We have all “thrown caution to the wind” at one time or another, in one-way or another. Why on that night did it have to end in tragedy?
Sorry, I have no answer.
I do want to speak about what I do know.
First, the sentiments that follow are mine but are echoed by all the families directly involved.
What I know for sure is that five families, in an instant, had their world rocked. In one case, there was an irreplaceable loss and for the others, varying degrees of physical pain, emotional misery, shock, loss and a continued sense of uncertainty and (to be honest) guilt about the “how, why, who and what.”
What I also know for sure is that these families have pulled together, supported one another and have tried to shoulder each other’s pain.
What I didn’t see coming (and this is really why I am writing today) is that we had no idea how much care and comfort we would receive from Trinity.
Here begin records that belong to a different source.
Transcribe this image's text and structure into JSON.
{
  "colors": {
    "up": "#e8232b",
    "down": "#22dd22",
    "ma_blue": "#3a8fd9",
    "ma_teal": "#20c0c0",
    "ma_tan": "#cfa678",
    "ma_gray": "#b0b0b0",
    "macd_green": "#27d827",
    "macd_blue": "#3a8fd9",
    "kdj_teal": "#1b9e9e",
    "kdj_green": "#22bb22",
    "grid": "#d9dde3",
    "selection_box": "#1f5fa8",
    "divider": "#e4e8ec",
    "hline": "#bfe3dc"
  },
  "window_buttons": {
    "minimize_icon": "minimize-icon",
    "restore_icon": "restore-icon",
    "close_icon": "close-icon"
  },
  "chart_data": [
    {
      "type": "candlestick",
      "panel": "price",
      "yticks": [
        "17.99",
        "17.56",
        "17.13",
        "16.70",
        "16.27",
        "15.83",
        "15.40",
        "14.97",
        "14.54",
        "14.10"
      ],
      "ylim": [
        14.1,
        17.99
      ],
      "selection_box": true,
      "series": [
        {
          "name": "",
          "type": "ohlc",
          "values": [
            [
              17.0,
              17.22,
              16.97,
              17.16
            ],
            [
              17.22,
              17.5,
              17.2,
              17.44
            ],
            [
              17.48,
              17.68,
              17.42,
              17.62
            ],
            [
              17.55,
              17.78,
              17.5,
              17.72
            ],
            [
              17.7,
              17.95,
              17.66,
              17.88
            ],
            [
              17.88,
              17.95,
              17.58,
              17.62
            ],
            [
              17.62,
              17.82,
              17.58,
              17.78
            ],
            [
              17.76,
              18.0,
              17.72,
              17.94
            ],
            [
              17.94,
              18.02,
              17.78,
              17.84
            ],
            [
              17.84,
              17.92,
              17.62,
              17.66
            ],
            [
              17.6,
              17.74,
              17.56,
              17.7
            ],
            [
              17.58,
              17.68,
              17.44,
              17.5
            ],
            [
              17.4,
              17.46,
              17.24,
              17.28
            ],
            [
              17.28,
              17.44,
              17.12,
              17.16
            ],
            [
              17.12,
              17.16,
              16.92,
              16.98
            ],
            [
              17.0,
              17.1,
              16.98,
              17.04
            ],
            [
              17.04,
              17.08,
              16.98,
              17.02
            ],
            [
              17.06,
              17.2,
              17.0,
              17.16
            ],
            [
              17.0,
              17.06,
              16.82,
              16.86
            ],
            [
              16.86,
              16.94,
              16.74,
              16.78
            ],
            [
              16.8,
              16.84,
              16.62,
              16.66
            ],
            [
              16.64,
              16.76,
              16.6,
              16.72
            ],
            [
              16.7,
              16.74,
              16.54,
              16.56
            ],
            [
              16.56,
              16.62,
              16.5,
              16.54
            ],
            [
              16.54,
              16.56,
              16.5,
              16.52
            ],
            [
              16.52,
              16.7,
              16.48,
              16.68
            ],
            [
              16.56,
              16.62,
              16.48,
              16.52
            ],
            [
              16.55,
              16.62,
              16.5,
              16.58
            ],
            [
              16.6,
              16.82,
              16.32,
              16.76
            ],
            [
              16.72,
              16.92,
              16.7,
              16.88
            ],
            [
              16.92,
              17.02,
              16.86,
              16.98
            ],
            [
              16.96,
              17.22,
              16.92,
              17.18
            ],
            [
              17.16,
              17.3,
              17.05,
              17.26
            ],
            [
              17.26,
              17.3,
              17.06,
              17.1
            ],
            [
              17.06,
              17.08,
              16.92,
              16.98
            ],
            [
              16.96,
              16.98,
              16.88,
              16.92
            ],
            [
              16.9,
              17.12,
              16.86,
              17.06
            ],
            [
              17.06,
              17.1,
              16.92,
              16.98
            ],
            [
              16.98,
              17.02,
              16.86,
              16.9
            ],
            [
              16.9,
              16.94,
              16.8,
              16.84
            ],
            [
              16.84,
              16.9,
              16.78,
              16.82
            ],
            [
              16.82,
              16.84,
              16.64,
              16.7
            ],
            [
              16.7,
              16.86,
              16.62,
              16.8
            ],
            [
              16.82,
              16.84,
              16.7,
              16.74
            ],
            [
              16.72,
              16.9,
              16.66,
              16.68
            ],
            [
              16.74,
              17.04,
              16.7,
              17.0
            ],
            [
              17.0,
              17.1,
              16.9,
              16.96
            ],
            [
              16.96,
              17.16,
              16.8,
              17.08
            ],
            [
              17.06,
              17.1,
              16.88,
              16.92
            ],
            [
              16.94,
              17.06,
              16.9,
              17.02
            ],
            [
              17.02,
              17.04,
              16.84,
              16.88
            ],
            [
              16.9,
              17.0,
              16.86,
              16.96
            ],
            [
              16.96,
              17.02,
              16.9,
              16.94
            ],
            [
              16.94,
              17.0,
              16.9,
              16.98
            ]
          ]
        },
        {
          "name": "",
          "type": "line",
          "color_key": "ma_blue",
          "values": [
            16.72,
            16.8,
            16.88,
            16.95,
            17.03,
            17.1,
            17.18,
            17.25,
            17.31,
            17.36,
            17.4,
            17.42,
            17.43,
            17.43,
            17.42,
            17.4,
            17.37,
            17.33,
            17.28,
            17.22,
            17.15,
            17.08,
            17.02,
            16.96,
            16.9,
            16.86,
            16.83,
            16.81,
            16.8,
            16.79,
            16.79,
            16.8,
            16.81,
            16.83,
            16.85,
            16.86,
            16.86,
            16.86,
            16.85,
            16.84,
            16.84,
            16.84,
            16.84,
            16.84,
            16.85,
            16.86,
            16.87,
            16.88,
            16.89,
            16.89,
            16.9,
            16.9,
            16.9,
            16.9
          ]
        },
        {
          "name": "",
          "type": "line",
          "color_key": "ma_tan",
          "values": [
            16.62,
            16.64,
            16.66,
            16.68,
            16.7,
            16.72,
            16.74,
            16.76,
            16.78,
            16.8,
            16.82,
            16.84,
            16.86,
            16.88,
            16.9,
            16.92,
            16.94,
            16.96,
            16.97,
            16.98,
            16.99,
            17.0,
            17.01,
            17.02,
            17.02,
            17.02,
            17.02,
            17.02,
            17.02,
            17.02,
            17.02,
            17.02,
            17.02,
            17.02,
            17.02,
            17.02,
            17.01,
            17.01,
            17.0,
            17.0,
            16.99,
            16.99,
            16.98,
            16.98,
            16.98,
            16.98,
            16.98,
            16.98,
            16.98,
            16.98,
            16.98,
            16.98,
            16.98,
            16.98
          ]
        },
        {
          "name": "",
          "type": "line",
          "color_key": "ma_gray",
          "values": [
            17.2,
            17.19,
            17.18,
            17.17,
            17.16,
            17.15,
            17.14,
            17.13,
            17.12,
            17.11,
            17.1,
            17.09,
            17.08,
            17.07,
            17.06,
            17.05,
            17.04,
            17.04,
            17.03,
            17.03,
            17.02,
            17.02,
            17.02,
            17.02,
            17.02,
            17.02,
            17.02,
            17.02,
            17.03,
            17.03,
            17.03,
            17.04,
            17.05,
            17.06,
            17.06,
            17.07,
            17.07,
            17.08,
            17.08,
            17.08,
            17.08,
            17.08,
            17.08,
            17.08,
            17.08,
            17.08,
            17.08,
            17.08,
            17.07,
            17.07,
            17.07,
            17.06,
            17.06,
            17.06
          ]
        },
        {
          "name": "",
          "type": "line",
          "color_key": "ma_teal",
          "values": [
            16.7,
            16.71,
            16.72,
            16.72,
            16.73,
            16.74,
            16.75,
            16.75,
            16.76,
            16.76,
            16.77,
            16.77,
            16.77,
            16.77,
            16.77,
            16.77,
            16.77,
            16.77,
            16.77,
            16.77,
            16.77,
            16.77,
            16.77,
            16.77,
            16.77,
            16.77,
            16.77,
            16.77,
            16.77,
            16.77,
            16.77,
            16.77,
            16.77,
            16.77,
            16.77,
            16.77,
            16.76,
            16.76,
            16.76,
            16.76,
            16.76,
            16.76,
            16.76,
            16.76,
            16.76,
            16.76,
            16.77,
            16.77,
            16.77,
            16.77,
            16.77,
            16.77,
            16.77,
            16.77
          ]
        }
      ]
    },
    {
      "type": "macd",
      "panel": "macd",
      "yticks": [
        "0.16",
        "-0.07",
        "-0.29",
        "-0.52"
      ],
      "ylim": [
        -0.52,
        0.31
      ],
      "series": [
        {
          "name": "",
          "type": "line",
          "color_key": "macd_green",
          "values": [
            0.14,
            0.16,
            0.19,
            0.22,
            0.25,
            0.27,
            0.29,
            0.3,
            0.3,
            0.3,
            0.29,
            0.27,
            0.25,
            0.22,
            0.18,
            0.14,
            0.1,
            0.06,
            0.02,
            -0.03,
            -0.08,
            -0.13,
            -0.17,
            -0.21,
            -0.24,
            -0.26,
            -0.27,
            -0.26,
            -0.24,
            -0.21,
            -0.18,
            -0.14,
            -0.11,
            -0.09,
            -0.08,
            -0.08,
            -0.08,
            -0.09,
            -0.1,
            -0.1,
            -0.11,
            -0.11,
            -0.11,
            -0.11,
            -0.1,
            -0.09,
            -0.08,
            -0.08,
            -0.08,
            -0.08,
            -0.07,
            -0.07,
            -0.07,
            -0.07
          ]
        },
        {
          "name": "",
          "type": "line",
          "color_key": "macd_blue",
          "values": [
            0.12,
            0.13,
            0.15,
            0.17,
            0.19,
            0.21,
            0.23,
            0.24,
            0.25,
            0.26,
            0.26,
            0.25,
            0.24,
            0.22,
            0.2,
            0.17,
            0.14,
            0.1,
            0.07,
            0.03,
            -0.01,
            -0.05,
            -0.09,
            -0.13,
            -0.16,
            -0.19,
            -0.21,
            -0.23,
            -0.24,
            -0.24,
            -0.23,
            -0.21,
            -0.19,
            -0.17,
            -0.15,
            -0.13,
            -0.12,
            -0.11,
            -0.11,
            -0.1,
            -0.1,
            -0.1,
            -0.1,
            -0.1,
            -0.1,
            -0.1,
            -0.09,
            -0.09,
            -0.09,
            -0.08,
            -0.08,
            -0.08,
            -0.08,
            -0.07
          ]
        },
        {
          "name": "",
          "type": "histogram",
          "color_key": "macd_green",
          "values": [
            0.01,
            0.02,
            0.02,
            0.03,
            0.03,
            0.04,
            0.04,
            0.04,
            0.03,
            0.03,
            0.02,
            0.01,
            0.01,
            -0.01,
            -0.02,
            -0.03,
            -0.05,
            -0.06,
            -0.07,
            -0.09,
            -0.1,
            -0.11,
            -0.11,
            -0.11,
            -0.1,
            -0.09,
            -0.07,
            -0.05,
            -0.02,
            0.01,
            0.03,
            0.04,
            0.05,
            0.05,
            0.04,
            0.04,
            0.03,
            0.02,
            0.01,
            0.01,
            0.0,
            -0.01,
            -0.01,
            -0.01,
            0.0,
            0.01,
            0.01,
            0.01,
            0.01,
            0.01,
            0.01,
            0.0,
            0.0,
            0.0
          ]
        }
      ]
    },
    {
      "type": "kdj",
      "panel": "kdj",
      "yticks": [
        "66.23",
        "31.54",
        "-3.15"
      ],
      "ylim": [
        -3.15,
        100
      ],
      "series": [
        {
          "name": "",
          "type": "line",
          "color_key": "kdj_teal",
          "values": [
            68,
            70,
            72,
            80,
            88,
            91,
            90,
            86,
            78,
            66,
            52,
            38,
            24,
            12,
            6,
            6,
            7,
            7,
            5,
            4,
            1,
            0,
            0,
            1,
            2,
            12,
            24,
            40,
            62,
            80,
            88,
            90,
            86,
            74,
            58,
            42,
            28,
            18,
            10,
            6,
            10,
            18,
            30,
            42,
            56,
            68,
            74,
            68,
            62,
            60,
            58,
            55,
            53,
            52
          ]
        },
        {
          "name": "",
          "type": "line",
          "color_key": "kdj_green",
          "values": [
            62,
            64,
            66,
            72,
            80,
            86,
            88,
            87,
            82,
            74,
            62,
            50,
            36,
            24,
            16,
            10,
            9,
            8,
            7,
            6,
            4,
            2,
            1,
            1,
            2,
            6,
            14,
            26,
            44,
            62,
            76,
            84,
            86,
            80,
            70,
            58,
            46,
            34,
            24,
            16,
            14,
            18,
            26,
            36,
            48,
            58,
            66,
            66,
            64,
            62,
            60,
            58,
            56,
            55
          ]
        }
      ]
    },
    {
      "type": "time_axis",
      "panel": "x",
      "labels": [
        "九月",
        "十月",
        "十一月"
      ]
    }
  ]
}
At the top of a pyramid of support was Dean Tuttle. In the middle of the night he held my daughter’s hand as the ER team worked on her. His calm voice steadied us and provided regular updates as my wife and I raced to the hospital from Plano. He juggled the different concerns of five families, the media, the police and hospital personnel. If this was new territory for him (and I hope and believe it was), it didn’t show.
Sunday night bled into Monday morning and beyond. The dean kept going. Also, residential life coordinator Rachel Boaz (who also hadn’t seen any sleep) helped coordinate things for all of us. We would be at the hospital nearly nonstop for days to come and we had arrived with the shirts on our backs and nearly nothing else.
Soon we met Leni Kirkman, the Vice President of patient relations for the University (hospital) Health System. Guess what? Leni is a proud Trinity alumna and like so many others was on call for us “24/7” while treating us like VIPs.
Dr. Richard Reams, a Trinity counselor, met with us at the hospital and lead a helpful family get together. Clergy was also available and was supportive yet never intrusive.
Campus housing was offered and utilized. This grand home became a base of support as numerous alumni families, lead by resident life director Wanda Olson, brought homemade meals and all kinds of delicious treats. Offers were made to help with everything from airport transportation to laundry.
Academic concerns surfaced as the medical situation stabilized for our daughter. There were a million questions such as: How do “incomplete” grades work?
Fortunately, Dr. Sheryl Tynes, vice president for academic affairs, had a million answers. She met with us on short notice on a day I bet she wouldn’t have been on campus. Together we mapped out a general academic plan that Sarah presented to her professors who then made generous accommodations for completion of her work, balanced with the academic standards of the university.
Finally, the student body at large forms the base of the pyramid of support. The entire mood on campus reflected a sense of loss.
Soon heartfelt messages of support from friends and strangers alike were on display in the dorm rooms and at the library. I expected a few dozen people to attend the memorial service; after all it was a busy Monday for students with the end of the semester approaching. My estimate was off. The chapel was full. Full of students. Full of love and support.
Once again I underestimated this special community that is Trinity University.
To be part of it is to be very lucky indeed.